Servers will access iSCSI storage by communicating with iSCSI storage nodes in the server farm through 7100-Series ports configured with the server[iSCSI] policy role. This policy will allow forwarding of all TCP traffic on the iSCSI port 3260 with a CoS that provides low latency and high speed. It will also provide a bilateral set of rules that allow administrators to SSH to the switch on TCP port 22 and a destination rule to allow the node to SSH to another device.
The server[iSCSI] role is configured with:
Create the server[iSCSI] role on the Data Center Server Switch with a default action of deny all (PVID 0):
iSCSI(rw)->set policy profile 12 name “server[iSCSI]” pvid-status enable pvid 0
Allow the server farm storage nodes to communicate on TCP source port 3260 with a CoS 12 that prioritizes the traffic for low latency and high speed.

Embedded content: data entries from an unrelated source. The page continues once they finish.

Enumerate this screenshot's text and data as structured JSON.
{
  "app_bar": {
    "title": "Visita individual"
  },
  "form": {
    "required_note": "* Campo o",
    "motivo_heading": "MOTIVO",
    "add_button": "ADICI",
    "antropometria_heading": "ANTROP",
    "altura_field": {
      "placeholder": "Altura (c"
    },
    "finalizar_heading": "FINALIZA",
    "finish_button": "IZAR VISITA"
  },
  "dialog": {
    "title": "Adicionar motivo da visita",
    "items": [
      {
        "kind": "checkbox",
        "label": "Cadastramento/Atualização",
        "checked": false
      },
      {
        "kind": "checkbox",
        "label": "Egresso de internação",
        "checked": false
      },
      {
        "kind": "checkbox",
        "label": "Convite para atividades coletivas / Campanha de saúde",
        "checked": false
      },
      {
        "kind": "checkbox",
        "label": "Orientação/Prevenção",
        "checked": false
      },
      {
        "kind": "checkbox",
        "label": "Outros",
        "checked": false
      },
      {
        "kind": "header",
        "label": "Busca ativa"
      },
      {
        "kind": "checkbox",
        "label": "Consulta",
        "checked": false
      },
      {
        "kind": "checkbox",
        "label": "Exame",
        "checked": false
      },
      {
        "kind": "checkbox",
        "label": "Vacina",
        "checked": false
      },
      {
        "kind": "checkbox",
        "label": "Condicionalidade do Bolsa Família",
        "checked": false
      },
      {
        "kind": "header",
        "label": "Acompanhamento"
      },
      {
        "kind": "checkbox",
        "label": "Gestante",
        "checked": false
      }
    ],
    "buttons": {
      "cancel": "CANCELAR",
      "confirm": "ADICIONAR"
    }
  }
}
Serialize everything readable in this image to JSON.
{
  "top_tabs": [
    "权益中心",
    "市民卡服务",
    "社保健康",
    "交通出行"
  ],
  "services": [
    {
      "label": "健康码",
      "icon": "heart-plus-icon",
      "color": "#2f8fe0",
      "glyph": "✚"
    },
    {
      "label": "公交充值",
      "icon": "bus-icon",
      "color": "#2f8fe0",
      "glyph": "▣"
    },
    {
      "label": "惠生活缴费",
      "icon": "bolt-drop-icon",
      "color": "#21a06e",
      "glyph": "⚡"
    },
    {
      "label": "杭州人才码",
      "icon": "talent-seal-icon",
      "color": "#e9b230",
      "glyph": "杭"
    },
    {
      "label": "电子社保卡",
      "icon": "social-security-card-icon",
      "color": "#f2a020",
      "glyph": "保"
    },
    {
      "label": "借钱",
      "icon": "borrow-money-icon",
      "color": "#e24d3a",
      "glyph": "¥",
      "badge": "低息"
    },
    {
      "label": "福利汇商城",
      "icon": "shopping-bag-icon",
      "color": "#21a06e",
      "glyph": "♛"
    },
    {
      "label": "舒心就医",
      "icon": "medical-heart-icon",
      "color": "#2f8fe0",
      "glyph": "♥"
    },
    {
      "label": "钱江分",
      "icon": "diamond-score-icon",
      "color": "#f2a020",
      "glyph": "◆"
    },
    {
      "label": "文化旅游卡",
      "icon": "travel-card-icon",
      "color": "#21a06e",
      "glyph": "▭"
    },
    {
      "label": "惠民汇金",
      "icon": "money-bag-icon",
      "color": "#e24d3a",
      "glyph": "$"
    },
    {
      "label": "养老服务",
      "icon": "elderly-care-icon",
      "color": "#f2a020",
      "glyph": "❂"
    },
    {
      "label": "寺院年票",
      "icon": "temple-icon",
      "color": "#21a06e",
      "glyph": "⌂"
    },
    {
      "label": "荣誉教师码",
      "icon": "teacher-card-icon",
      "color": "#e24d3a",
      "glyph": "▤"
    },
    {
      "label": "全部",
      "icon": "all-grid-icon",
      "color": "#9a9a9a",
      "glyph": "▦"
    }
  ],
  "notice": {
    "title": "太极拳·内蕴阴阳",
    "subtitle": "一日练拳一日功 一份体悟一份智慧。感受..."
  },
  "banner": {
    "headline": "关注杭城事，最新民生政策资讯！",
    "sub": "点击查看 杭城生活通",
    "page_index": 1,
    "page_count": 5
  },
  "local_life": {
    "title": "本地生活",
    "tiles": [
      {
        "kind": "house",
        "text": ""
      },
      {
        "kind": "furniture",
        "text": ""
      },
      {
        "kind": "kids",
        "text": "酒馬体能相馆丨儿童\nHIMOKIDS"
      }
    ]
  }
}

iSCSI(rw)->set policy rule 1 tcpsourceportIP 3260 mask 16 forward cos 12
Allow administrator access to the device using SSH on TCP source port 22 and the node to SSH to another device on TCP destination port 22.
set policy rule 1 tcpsourceportIP 22 mask 16 forward set policy rule 1 tcpsourceportIP 22 mask 16 forward
Apply this profile to ports tg.1.10-15.
set policy rule admin-profile port tg.1.10-15 mask 16 port-string tg.1.10-15 admin-pid 1
This completes the policy configuration for this school example.